Portland, where we spend a weekend, is a city of few shadows. It is a city of overcast, where light filters frequently through fine mist. In the Portland Art Museum, a contrasting—hard, bright—light surprises me. I sit in one gallery, resting my back, where my attention is drawn more to shadows than to the artworks on the walls. Beams from ceiling lights strike the art at acute angles, and the ornate frames from the 19th century cast hard, distracting shadows.
The shadows are like tableaux, emblematic arrangements set not to be enactments or exact replicas but more as evocations. Some shadows evoke stone eroded by the actions of waves and others the mosaic of stem, leaf and sky that I might see when looking through a forest. Another shadow evokes the New York cityscape seen across Central Park from the top of the Metropolitan Museum of Art.
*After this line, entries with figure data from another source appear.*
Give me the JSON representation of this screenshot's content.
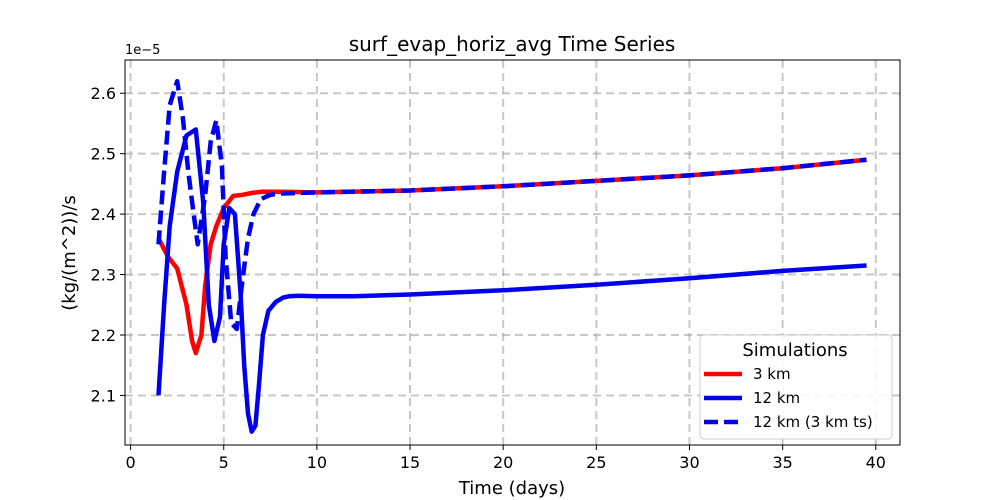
{
  "chart_data": {
    "type": "line",
    "title": "surf_evap_horiz_avg Time Series",
    "xlabel": "Time (days)",
    "ylabel": "(kg/(m^2))/s",
    "y_offset_label": "1e−5",
    "xlim": [
      -0.3,
      41.3
    ],
    "ylim": [
      2.018,
      2.655
    ],
    "x_ticks": [
      0,
      5,
      10,
      15,
      20,
      25,
      30,
      35,
      40
    ],
    "y_ticks": [
      2.1,
      2.2,
      2.3,
      2.4,
      2.5,
      2.6
    ],
    "x_tick_labels": [
      "0",
      "5",
      "10",
      "15",
      "20",
      "25",
      "30",
      "35",
      "40"
    ],
    "y_tick_labels": [
      "2.1",
      "2.2",
      "2.3",
      "2.4",
      "2.5",
      "2.6"
    ],
    "grid": true,
    "legend_title": "Simulations",
    "legend_position": "lower-right",
    "series": [
      {
        "name": "3 km",
        "color": "#ff0000",
        "dash": "solid",
        "x": [
          1.5,
          2.0,
          2.5,
          3.0,
          3.3,
          3.5,
          3.8,
          4.0,
          4.3,
          4.6,
          5.0,
          5.5,
          6.0,
          6.5,
          7.0,
          8.0,
          10.0,
          15.0,
          20.0,
          25.0,
          30.0,
          35.0,
          39.5
        ],
        "y": [
          2.36,
          2.33,
          2.31,
          2.25,
          2.19,
          2.17,
          2.2,
          2.28,
          2.35,
          2.38,
          2.41,
          2.43,
          2.432,
          2.435,
          2.437,
          2.437,
          2.436,
          2.439,
          2.446,
          2.455,
          2.464,
          2.476,
          2.49
        ]
      },
      {
        "name": "12 km",
        "color": "#0000ee",
        "dash": "solid",
        "x": [
          1.5,
          1.8,
          2.1,
          2.5,
          3.0,
          3.5,
          3.9,
          4.2,
          4.5,
          4.8,
          5.0,
          5.3,
          5.6,
          5.9,
          6.1,
          6.3,
          6.5,
          6.7,
          6.9,
          7.1,
          7.4,
          7.8,
          8.2,
          8.5,
          9.0,
          10.0,
          12.0,
          15.0,
          20.0,
          25.0,
          30.0,
          35.0,
          39.5
        ],
        "y": [
          2.1,
          2.25,
          2.38,
          2.47,
          2.53,
          2.54,
          2.42,
          2.25,
          2.19,
          2.23,
          2.35,
          2.41,
          2.4,
          2.27,
          2.15,
          2.07,
          2.04,
          2.05,
          2.12,
          2.2,
          2.24,
          2.255,
          2.262,
          2.264,
          2.265,
          2.264,
          2.264,
          2.267,
          2.274,
          2.283,
          2.294,
          2.306,
          2.315
        ]
      },
      {
        "name": "12 km (3 km ts)",
        "color": "#0000ee",
        "dash": "dashed",
        "x": [
          1.5,
          1.8,
          2.1,
          2.5,
          2.8,
          3.1,
          3.3,
          3.6,
          4.0,
          4.3,
          4.6,
          4.9,
          5.1,
          5.4,
          5.7,
          6.0,
          6.3,
          6.6,
          7.0,
          7.5,
          8.0,
          10.0,
          15.0,
          20.0,
          25.0,
          30.0,
          35.0,
          39.5
        ],
        "y": [
          2.35,
          2.47,
          2.58,
          2.62,
          2.56,
          2.47,
          2.42,
          2.35,
          2.43,
          2.52,
          2.555,
          2.48,
          2.33,
          2.22,
          2.21,
          2.29,
          2.36,
          2.4,
          2.425,
          2.432,
          2.434,
          2.436,
          2.439,
          2.446,
          2.455,
          2.464,
          2.476,
          2.49
        ]
      }
    ]
  }
}
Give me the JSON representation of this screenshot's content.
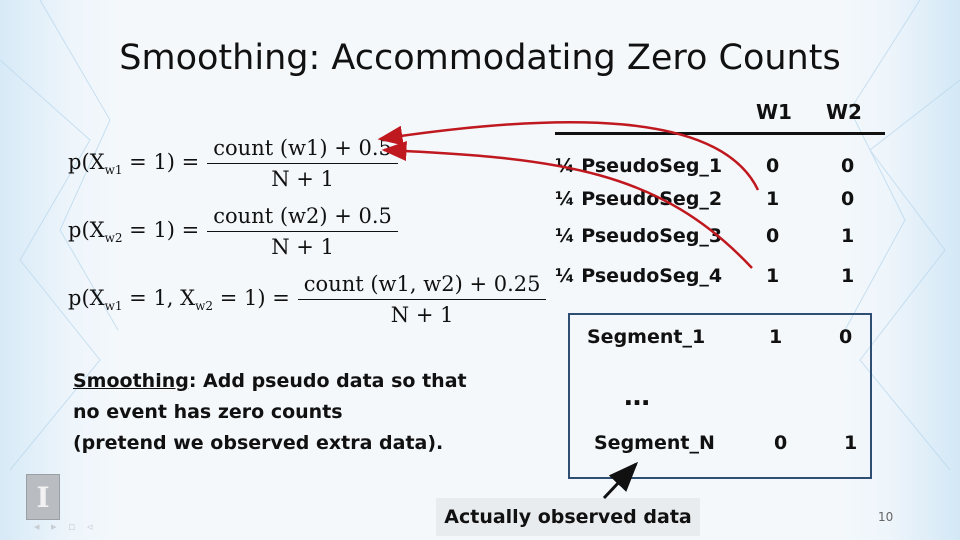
{
  "slide": {
    "title": "Smoothing: Accommodating Zero Counts",
    "page_number": "10"
  },
  "formulas": [
    {
      "lhs_prefix": "p(X",
      "lhs_sub": "w1",
      "lhs_suffix": " = 1) =",
      "numerator": "count (w1) + 0.5",
      "denominator": "N + 1"
    },
    {
      "lhs_prefix": "p(X",
      "lhs_sub": "w2",
      "lhs_suffix": " = 1) =",
      "numerator": "count (w2) + 0.5",
      "denominator": "N + 1"
    },
    {
      "lhs_prefix": "p(X",
      "lhs_sub": "w1",
      "lhs_mid": " = 1, X",
      "lhs_sub2": "w2",
      "lhs_suffix": " = 1) =",
      "numerator": "count (w1, w2) + 0.25",
      "denominator": "N + 1"
    }
  ],
  "table": {
    "columns": [
      "W1",
      "W2"
    ],
    "pseudo_rows": [
      {
        "label": "¼ PseudoSeg_1",
        "w1": "0",
        "w2": "0"
      },
      {
        "label": "¼ PseudoSeg_2",
        "w1": "1",
        "w2": "0"
      },
      {
        "label": "¼ PseudoSeg_3",
        "w1": "0",
        "w2": "1"
      },
      {
        "label": "¼ PseudoSeg_4",
        "w1": "1",
        "w2": "1"
      }
    ],
    "observed_rows": [
      {
        "label": "Segment_1",
        "w1": "1",
        "w2": "0"
      },
      {
        "label": "Segment_N",
        "w1": "0",
        "w2": "1"
      }
    ],
    "ellipsis": "…"
  },
  "smoothing_note": {
    "term": "Smoothing",
    "line1_rest": ": Add pseudo data so that",
    "line2": "no event has zero counts",
    "line3": "(pretend we observed extra data)."
  },
  "callout": "Actually observed data",
  "colors": {
    "arrow": "#c0181f",
    "box_border": "#2f4e73"
  },
  "logo_glyph": "I"
}
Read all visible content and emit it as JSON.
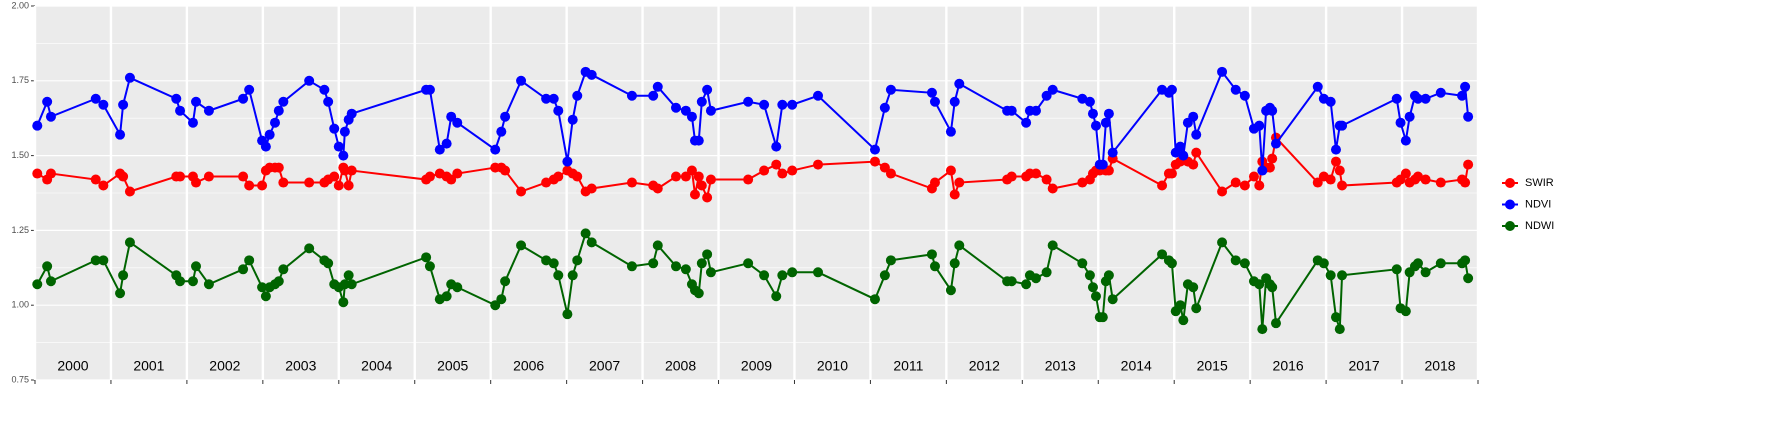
{
  "chart_data": {
    "type": "line",
    "x": [
      2000.03,
      2000.16,
      2000.21,
      2000.8,
      2000.9,
      2001.12,
      2001.16,
      2001.25,
      2001.86,
      2001.91,
      2002.08,
      2002.12,
      2002.29,
      2002.74,
      2002.82,
      2002.99,
      2003.04,
      2003.09,
      2003.16,
      2003.21,
      2003.27,
      2003.61,
      2003.81,
      2003.86,
      2003.94,
      2004.0,
      2004.06,
      2004.08,
      2004.13,
      2004.17,
      2005.15,
      2005.2,
      2005.33,
      2005.42,
      2005.48,
      2005.56,
      2006.06,
      2006.14,
      2006.19,
      2006.4,
      2006.73,
      2006.83,
      2006.89,
      2007.01,
      2007.08,
      2007.14,
      2007.25,
      2007.33,
      2007.86,
      2008.14,
      2008.2,
      2008.44,
      2008.57,
      2008.65,
      2008.69,
      2008.74,
      2008.78,
      2008.85,
      2008.9,
      2009.39,
      2009.6,
      2009.76,
      2009.84,
      2009.97,
      2010.31,
      2011.06,
      2011.19,
      2011.27,
      2011.81,
      2011.85,
      2012.06,
      2012.11,
      2012.17,
      2012.8,
      2012.86,
      2013.05,
      2013.1,
      2013.18,
      2013.32,
      2013.4,
      2013.79,
      2013.89,
      2013.93,
      2013.97,
      2014.02,
      2014.06,
      2014.1,
      2014.14,
      2014.19,
      2014.84,
      2014.93,
      2014.97,
      2015.02,
      2015.08,
      2015.12,
      2015.18,
      2015.25,
      2015.29,
      2015.63,
      2015.81,
      2015.93,
      2016.05,
      2016.12,
      2016.16,
      2016.21,
      2016.26,
      2016.29,
      2016.34,
      2016.89,
      2016.97,
      2017.06,
      2017.13,
      2017.18,
      2017.21,
      2017.93,
      2017.98,
      2018.05,
      2018.1,
      2018.17,
      2018.21,
      2018.31,
      2018.51,
      2018.79,
      2018.83,
      2018.87
    ],
    "series": [
      {
        "name": "SWIR",
        "color": "#ff0000",
        "values": [
          1.44,
          1.42,
          1.44,
          1.42,
          1.4,
          1.44,
          1.43,
          1.38,
          1.43,
          1.43,
          1.43,
          1.41,
          1.43,
          1.43,
          1.4,
          1.4,
          1.45,
          1.46,
          1.46,
          1.46,
          1.41,
          1.41,
          1.41,
          1.42,
          1.43,
          1.4,
          1.46,
          1.45,
          1.4,
          1.45,
          1.42,
          1.43,
          1.44,
          1.43,
          1.42,
          1.44,
          1.46,
          1.46,
          1.45,
          1.38,
          1.41,
          1.42,
          1.43,
          1.45,
          1.44,
          1.43,
          1.38,
          1.39,
          1.41,
          1.4,
          1.39,
          1.43,
          1.43,
          1.45,
          1.37,
          1.43,
          1.4,
          1.36,
          1.42,
          1.42,
          1.45,
          1.47,
          1.44,
          1.45,
          1.47,
          1.48,
          1.46,
          1.44,
          1.39,
          1.41,
          1.45,
          1.37,
          1.41,
          1.42,
          1.43,
          1.43,
          1.44,
          1.44,
          1.42,
          1.39,
          1.41,
          1.42,
          1.44,
          1.45,
          1.45,
          1.46,
          1.45,
          1.45,
          1.49,
          1.4,
          1.44,
          1.44,
          1.47,
          1.48,
          1.49,
          1.48,
          1.47,
          1.51,
          1.38,
          1.41,
          1.4,
          1.43,
          1.4,
          1.48,
          1.46,
          1.46,
          1.49,
          1.56,
          1.41,
          1.43,
          1.42,
          1.48,
          1.45,
          1.4,
          1.41,
          1.42,
          1.44,
          1.41,
          1.42,
          1.43,
          1.42,
          1.41,
          1.42,
          1.41,
          1.47
        ]
      },
      {
        "name": "NDVI",
        "color": "#0000ff",
        "values": [
          1.6,
          1.68,
          1.63,
          1.69,
          1.67,
          1.57,
          1.67,
          1.76,
          1.69,
          1.65,
          1.61,
          1.68,
          1.65,
          1.69,
          1.72,
          1.55,
          1.53,
          1.57,
          1.61,
          1.65,
          1.68,
          1.75,
          1.72,
          1.68,
          1.59,
          1.53,
          1.5,
          1.58,
          1.62,
          1.64,
          1.72,
          1.72,
          1.52,
          1.54,
          1.63,
          1.61,
          1.52,
          1.58,
          1.63,
          1.75,
          1.69,
          1.69,
          1.65,
          1.48,
          1.62,
          1.7,
          1.78,
          1.77,
          1.7,
          1.7,
          1.73,
          1.66,
          1.65,
          1.63,
          1.55,
          1.55,
          1.68,
          1.72,
          1.65,
          1.68,
          1.67,
          1.53,
          1.67,
          1.67,
          1.7,
          1.52,
          1.66,
          1.72,
          1.71,
          1.68,
          1.58,
          1.68,
          1.74,
          1.65,
          1.65,
          1.61,
          1.65,
          1.65,
          1.7,
          1.72,
          1.69,
          1.68,
          1.64,
          1.6,
          1.47,
          1.47,
          1.61,
          1.64,
          1.51,
          1.72,
          1.71,
          1.72,
          1.51,
          1.53,
          1.5,
          1.61,
          1.63,
          1.57,
          1.78,
          1.72,
          1.7,
          1.59,
          1.6,
          1.45,
          1.65,
          1.66,
          1.65,
          1.54,
          1.73,
          1.69,
          1.68,
          1.52,
          1.6,
          1.6,
          1.69,
          1.61,
          1.55,
          1.63,
          1.7,
          1.69,
          1.69,
          1.71,
          1.7,
          1.73,
          1.63
        ]
      },
      {
        "name": "NDWI",
        "color": "#006400",
        "values": [
          1.07,
          1.13,
          1.08,
          1.15,
          1.15,
          1.04,
          1.1,
          1.21,
          1.1,
          1.08,
          1.08,
          1.13,
          1.07,
          1.12,
          1.15,
          1.06,
          1.03,
          1.06,
          1.07,
          1.08,
          1.12,
          1.19,
          1.15,
          1.14,
          1.07,
          1.06,
          1.01,
          1.07,
          1.1,
          1.07,
          1.16,
          1.13,
          1.02,
          1.03,
          1.07,
          1.06,
          1.0,
          1.02,
          1.08,
          1.2,
          1.15,
          1.14,
          1.1,
          0.97,
          1.1,
          1.15,
          1.24,
          1.21,
          1.13,
          1.14,
          1.2,
          1.13,
          1.12,
          1.07,
          1.05,
          1.04,
          1.14,
          1.17,
          1.11,
          1.14,
          1.1,
          1.03,
          1.1,
          1.11,
          1.11,
          1.02,
          1.1,
          1.15,
          1.17,
          1.13,
          1.05,
          1.14,
          1.2,
          1.08,
          1.08,
          1.07,
          1.1,
          1.09,
          1.11,
          1.2,
          1.14,
          1.1,
          1.06,
          1.03,
          0.96,
          0.96,
          1.08,
          1.1,
          1.02,
          1.17,
          1.15,
          1.14,
          0.98,
          1.0,
          0.95,
          1.07,
          1.06,
          0.99,
          1.21,
          1.15,
          1.14,
          1.08,
          1.07,
          0.92,
          1.09,
          1.07,
          1.06,
          0.94,
          1.15,
          1.14,
          1.1,
          0.96,
          0.92,
          1.1,
          1.12,
          0.99,
          0.98,
          1.11,
          1.13,
          1.14,
          1.11,
          1.14,
          1.14,
          1.15,
          1.09
        ]
      }
    ],
    "xlim": [
      2000,
      2019
    ],
    "xticks": [
      2000,
      2001,
      2002,
      2003,
      2004,
      2005,
      2006,
      2007,
      2008,
      2009,
      2010,
      2011,
      2012,
      2013,
      2014,
      2015,
      2016,
      2017,
      2018,
      2019
    ],
    "year_labels": [
      "2000",
      "2001",
      "2002",
      "2003",
      "2004",
      "2005",
      "2006",
      "2007",
      "2008",
      "2009",
      "2010",
      "2011",
      "2012",
      "2013",
      "2014",
      "2015",
      "2016",
      "2017",
      "2018"
    ],
    "ylim": [
      0.75,
      2.0
    ],
    "yticks": [
      {
        "value": 0.75,
        "label": "0.75"
      },
      {
        "value": 1.0,
        "label": "1.00"
      },
      {
        "value": 1.25,
        "label": "1.25"
      },
      {
        "value": 1.5,
        "label": "1.50"
      },
      {
        "value": 1.75,
        "label": "1.75"
      },
      {
        "value": 2.0,
        "label": "2.00"
      }
    ],
    "grid": true,
    "legend": "right"
  }
}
I watch other visitors to the gallery look at the shadows. They point to the shadows. People touch the shadowy grades on the walls. Some think the shadows are part of the art—like gray drapery suspended from frames. People talk about the shadows. The curious crane necks to find the light source and point to the light and then the shadow to show companions.
Is it intentional, I wonder? If so, it's well done. Art within (or alongside) art.
Posted by: Gary R. | 03 April 2011 at 04:21 PM
Gary--Thanks for your note. I'm not sure about the intentionality of the lighting, but I'm willing to take art anywhere I can find it, whether intentional or not.